The report notes that banks in Europe are already dealing with the effects of war in Ukraine and the Middle East, as well as the advent of super-charged bank runs thanks to digital tech. The ECB also wants lenders to get a better handle on the risk of cyberattacks, rising interest rates, climate changes and a shift to a more sustainable economy.
“This high degree of uncertainty cannot be captured by classical risk models,” Buch said. “A holistic view of the new risk landscape requires the use of scenarios, improvements in data and measurement, and a close interaction between bank-level and macro-level analysis.”
Buch’s comments come amid what PYMNTS recently prescribed as a “worrying rise in commercial banking fraud,” as criminals begin to target big ticket business-to-business (B2B) transactions in lieu of going after individuals.
“And with B2B relationships becoming ever-more digital between buyers, suppliers and their financial institutions, criminals are adapting their tactics by persuading businesses to log onto fake commercial websites and pilfering their credentials,” that report said.

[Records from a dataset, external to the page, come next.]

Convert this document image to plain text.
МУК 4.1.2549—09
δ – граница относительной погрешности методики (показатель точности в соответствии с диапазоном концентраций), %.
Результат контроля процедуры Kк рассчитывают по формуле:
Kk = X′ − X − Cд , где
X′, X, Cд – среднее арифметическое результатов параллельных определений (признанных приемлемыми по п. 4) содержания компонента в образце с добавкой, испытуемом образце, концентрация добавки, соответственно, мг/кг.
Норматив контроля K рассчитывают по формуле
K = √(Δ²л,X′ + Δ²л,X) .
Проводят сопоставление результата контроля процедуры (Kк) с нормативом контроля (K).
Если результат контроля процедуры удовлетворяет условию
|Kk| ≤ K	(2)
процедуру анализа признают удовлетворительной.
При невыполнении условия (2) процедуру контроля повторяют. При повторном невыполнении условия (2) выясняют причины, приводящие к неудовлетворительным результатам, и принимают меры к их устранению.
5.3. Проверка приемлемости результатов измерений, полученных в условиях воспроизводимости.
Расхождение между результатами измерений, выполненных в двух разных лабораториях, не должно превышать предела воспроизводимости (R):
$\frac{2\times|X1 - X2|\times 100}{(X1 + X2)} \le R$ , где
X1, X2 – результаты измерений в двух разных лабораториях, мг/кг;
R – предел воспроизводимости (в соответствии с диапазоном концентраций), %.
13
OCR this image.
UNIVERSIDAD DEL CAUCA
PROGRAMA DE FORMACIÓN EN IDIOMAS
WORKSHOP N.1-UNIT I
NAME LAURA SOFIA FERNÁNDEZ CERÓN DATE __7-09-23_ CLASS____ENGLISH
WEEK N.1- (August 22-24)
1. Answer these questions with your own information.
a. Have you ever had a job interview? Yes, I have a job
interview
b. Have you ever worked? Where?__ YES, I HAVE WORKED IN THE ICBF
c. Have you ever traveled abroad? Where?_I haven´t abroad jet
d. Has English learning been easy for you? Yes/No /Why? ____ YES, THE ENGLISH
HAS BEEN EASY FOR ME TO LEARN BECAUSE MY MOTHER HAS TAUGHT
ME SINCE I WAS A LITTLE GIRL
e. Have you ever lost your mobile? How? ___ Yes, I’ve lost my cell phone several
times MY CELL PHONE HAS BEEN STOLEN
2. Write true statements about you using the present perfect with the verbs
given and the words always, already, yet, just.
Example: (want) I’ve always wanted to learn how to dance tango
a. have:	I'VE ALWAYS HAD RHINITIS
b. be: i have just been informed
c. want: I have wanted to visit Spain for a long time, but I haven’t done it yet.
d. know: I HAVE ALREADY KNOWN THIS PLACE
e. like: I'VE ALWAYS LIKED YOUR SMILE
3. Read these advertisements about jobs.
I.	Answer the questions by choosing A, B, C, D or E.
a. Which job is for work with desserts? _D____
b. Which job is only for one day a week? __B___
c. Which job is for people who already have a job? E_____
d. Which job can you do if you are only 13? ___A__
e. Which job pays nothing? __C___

The consequences of such cyberattacks are profound, with some companies facing staggering losses to schemes like phishing emails, malicious websites and social engineering, which trick employees into clicking on fraudulent links or providing login credentials.
Once inside the commercial banking systems, fraudsters exploit vulnerabilities to gain unauthorized access to accounts and initiate fraudulent transactions.
“That is why it is becoming increasingly critical for organizations to both educate their employees around today’s evolving threat landscape, as well as invest in leveling up their own defenses,” PYMNTS wrote.
Research by PYMNTS Intelligence Hawk AI found that about 43% of financial institutions in the U.S. experienced an increase in fraud during 2023 relative to 2022, with fraud losses increasing by about 65% from $2.3 million in 2022 to $3.8 million in 2023.
“Collaboration and data sharing between businesses, financial institutions, and cybersecurity experts is crucial in developing and implementing effective preventive strategies,” PYMNTS wrote. “Additionally, the integration of advanced technologies such as AI and machine learning can enhance the detection of suspicious activities and potential threats.”